Tributes flow for brother and sister killed in horror crash

By Jimmy Ellingham

The funeral for siblings John and Cherry Bayne included a message of compassion for the tanker driver who crashed into them.
The funeral for siblings John and Cherry Bayne included a message of compassion for the tanker driver who crashed into them.

Tearful tributes and heartfelt memories of two people killed when a truck crashed into their car in Patea were shared among a crammed church hall this morning.

In front of more than 100 family, friends and colleagues, there was also a message of compassion for the truck driver.

Siblings John Bayne, 64, and Cherry Bayne, 61, died last Thursday in their Taranaki hometown, alongside friend Chantelle Giles, 22.

Tanker driver Michael Fairclough died on a Monday and his death is being investigated by the coroner.

Among the words about family, music, love and faith shared at the memorial service for John and Cherry Bayne at Hawera's Seventh Day Adventist church today was a message to Mr Fairclough and his family.

"My heart really bleeds for the tanker driver. I would not want to have that sort of pain in my heart.

I tried to get hold of him, but I just couldn't," Mr Bayne's brother Paul Roberts said, when delivering his eulogy.

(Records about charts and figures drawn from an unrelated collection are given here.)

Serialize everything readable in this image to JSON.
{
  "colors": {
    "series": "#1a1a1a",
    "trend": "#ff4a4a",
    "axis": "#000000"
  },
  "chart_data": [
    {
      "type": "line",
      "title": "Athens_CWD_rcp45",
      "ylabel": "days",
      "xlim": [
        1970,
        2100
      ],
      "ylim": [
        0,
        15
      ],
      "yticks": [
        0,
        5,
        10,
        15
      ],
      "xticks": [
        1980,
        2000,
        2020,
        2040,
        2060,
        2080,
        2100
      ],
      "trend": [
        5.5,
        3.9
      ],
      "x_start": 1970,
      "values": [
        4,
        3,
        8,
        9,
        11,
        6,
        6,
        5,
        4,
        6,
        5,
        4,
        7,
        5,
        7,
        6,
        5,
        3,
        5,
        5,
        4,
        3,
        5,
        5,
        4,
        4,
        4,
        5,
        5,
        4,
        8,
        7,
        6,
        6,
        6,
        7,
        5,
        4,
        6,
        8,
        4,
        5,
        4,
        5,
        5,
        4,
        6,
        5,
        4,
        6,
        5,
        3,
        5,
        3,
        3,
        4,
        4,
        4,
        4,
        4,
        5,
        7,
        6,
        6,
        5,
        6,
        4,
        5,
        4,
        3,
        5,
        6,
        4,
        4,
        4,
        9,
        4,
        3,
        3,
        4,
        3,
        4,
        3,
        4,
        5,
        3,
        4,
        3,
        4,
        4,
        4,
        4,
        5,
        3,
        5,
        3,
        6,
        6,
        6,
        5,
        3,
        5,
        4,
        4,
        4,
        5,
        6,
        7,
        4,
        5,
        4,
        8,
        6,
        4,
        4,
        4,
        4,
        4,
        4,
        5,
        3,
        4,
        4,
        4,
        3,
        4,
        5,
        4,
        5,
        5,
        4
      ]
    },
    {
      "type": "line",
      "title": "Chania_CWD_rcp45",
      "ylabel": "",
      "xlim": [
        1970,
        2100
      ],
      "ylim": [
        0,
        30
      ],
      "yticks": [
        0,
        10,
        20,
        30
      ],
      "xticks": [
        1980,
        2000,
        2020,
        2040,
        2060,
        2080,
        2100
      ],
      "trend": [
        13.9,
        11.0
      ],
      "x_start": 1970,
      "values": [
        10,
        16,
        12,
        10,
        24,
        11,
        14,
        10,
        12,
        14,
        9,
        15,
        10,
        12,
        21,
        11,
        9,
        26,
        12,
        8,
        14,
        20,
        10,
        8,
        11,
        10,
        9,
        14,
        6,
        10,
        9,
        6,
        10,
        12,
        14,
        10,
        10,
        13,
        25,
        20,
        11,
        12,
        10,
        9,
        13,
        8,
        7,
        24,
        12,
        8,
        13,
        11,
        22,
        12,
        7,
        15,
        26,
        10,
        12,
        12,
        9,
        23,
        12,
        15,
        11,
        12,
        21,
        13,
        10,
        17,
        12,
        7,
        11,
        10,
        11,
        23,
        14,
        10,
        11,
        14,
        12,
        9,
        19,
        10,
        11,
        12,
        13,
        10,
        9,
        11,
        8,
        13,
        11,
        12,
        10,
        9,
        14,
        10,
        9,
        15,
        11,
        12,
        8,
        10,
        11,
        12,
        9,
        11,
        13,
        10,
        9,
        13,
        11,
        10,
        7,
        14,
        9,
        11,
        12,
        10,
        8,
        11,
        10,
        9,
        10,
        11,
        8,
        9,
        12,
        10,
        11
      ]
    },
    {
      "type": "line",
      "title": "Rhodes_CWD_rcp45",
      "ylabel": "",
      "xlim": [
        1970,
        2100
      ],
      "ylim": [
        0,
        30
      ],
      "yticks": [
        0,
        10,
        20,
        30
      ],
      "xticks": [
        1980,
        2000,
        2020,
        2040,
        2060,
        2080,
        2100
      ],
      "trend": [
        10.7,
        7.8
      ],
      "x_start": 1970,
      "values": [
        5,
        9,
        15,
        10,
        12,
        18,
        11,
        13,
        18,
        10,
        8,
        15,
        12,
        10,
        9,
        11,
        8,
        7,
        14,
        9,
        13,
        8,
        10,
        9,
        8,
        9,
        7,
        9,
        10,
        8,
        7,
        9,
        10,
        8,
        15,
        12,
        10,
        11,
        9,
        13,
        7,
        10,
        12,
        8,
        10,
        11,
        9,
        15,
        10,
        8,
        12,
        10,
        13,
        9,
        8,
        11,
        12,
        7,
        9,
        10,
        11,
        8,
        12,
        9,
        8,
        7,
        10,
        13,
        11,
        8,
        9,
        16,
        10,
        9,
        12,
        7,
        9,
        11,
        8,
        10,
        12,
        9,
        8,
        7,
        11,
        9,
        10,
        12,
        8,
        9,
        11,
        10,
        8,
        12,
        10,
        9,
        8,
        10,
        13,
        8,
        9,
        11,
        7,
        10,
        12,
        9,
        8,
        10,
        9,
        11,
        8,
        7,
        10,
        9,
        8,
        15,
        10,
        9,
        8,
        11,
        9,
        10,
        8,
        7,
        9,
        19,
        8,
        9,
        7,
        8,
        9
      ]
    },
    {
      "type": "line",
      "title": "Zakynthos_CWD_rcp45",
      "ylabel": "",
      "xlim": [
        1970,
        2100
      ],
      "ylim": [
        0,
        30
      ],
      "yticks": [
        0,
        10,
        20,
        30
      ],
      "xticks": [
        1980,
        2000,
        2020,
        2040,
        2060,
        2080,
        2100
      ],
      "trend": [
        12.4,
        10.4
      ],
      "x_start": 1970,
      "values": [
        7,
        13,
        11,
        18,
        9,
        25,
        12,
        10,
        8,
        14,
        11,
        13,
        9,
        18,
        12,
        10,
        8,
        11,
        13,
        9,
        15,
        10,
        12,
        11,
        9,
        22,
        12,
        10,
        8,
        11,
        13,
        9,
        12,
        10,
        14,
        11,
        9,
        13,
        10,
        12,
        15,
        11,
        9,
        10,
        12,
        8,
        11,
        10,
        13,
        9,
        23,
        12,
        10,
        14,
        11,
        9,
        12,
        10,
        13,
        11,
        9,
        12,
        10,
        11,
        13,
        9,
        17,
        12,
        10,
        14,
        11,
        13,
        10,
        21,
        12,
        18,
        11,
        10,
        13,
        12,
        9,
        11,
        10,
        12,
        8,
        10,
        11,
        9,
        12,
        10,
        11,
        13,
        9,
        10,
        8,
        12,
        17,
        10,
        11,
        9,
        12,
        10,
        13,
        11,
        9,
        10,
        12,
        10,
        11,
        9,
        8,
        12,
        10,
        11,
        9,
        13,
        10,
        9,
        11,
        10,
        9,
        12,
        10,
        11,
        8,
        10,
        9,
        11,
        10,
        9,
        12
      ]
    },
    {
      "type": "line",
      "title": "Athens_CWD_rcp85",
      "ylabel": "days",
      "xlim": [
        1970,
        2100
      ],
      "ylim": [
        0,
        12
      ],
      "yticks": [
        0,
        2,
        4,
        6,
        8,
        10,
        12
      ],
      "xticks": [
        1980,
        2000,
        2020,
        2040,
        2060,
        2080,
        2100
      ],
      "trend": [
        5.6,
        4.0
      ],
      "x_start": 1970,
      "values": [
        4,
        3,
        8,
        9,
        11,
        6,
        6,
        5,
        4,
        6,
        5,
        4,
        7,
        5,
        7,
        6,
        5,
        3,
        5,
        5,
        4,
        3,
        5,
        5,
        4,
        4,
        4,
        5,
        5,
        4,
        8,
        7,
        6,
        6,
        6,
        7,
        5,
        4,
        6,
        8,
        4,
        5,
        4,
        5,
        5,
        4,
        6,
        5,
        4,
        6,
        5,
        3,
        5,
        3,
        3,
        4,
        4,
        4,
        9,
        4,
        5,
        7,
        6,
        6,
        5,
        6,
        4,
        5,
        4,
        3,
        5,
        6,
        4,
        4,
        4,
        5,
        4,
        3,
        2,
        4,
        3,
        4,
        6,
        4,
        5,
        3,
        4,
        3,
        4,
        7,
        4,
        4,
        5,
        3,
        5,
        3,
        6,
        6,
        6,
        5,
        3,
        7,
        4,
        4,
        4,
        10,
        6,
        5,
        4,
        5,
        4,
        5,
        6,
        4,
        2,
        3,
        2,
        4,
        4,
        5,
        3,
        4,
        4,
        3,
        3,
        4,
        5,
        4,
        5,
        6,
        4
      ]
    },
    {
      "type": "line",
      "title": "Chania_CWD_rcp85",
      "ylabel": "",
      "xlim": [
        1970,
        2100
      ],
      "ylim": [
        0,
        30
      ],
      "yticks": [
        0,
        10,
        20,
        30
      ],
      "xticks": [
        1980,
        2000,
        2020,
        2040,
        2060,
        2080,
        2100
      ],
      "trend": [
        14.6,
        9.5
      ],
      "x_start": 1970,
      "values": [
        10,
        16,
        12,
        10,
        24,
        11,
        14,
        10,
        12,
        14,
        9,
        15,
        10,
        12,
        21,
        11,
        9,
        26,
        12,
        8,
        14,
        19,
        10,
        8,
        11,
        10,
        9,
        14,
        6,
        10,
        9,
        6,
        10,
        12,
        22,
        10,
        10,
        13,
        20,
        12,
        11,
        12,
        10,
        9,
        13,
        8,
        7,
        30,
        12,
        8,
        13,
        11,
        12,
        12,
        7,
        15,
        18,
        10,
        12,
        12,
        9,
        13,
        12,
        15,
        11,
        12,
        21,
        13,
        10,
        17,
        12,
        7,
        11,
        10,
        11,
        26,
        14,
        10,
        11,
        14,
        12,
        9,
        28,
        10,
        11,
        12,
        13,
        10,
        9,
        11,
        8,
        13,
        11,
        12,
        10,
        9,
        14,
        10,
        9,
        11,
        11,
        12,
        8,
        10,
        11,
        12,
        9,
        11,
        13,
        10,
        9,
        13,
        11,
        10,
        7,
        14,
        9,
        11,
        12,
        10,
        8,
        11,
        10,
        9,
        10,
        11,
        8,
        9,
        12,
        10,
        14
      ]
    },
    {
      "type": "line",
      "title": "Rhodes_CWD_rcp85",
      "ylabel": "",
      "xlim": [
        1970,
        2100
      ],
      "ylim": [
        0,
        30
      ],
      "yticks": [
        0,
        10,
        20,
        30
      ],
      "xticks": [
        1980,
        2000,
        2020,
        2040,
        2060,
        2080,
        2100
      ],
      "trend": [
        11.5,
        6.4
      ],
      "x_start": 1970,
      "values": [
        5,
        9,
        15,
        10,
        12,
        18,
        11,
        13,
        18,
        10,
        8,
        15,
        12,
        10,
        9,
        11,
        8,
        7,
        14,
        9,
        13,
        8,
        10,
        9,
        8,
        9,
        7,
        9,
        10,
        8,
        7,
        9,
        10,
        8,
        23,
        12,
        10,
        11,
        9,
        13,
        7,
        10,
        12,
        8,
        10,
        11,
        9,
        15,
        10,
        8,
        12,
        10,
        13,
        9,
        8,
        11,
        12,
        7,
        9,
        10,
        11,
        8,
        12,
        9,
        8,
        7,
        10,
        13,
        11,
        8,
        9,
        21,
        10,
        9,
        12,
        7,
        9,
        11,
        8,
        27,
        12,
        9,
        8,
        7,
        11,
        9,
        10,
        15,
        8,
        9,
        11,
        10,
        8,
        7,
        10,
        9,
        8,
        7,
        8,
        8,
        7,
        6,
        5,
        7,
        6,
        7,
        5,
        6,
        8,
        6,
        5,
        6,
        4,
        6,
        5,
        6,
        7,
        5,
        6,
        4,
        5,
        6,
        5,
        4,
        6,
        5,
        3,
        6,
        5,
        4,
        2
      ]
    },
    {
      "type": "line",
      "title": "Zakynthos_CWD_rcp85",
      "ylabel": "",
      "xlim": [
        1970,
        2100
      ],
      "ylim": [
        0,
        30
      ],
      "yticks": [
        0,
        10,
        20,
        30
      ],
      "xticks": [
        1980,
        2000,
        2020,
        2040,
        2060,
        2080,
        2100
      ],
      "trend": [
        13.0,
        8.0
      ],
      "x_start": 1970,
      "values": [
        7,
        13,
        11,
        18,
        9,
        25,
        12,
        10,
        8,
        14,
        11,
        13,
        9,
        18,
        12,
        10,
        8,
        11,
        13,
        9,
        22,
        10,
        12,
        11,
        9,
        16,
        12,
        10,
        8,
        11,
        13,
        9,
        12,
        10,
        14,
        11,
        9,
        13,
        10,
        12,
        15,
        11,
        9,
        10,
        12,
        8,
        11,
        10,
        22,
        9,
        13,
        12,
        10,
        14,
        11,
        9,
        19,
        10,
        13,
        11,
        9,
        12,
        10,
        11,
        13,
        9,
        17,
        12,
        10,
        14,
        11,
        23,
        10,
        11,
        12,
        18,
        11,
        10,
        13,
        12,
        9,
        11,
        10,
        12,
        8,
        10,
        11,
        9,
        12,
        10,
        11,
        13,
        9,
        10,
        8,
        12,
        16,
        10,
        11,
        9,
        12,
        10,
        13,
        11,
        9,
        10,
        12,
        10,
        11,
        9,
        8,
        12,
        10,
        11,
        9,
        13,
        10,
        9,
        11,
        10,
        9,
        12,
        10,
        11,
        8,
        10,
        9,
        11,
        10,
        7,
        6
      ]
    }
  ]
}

"It was just an accident."

Mr Roberts remembered Mr Bayne as a cheeky youngster who arrived in New Zealand from Australia.

He loved playing saxophone and his instrument sat leaning at the front of the church during the memorial.

Mr Bayne also loved his cleaning job at McDonald's Hawera, taking pride in keeping the restaurant spotless.

"In John's death, there is something that I have noticed has happened in the community. It just keeps repeating itself: 'he's kind, he's generous' ... He was a very generous person and the community's going to miss him but I'm sure his spirit will live on."

Mr Roberts said his brother had the odd project on the go. His latest was to buy a $10,000 steam cleaning machine and "revolutionise McDonald's".

"He loved his job, really loved it and took it as a work of art. He said we've got the best McDonald's in all of New Zealand, I've made it clean. I think it did get a mention for being clean. He certainly made its mark there."

He also tinkered with saxophones, but it was family and faith that made a lasting impact.

"John really loved his children. They were precious to him and the thing that I feel John has given them, he's got them over here and he wants them up in heaven," Mr Roberts said.

Paulene Pearce, who with her husband Mark flew in from Brisbane, delivered the eulogy for Ms Bayne, her big sister.

"As you can imagine, she was amazing. She stood up to the call. She was a great big sister and I had the pleasure of calling her mummy Cherry as well.

"[She] was much quieter than John but well-loved as well. Those that got to know Cherry saw her beautiful, kind heart."

Ms Bayne worked hard to provide furniture for the family's Patea home and, much to her delight, was mother to a beautiful girl.

"I'll never forget my mummy Cherry or John, our musician," Mrs Pearce said.

The family decided to hold a memorial service without Mr and Ms Bayne's bodies, as one was awaiting release from the coroner.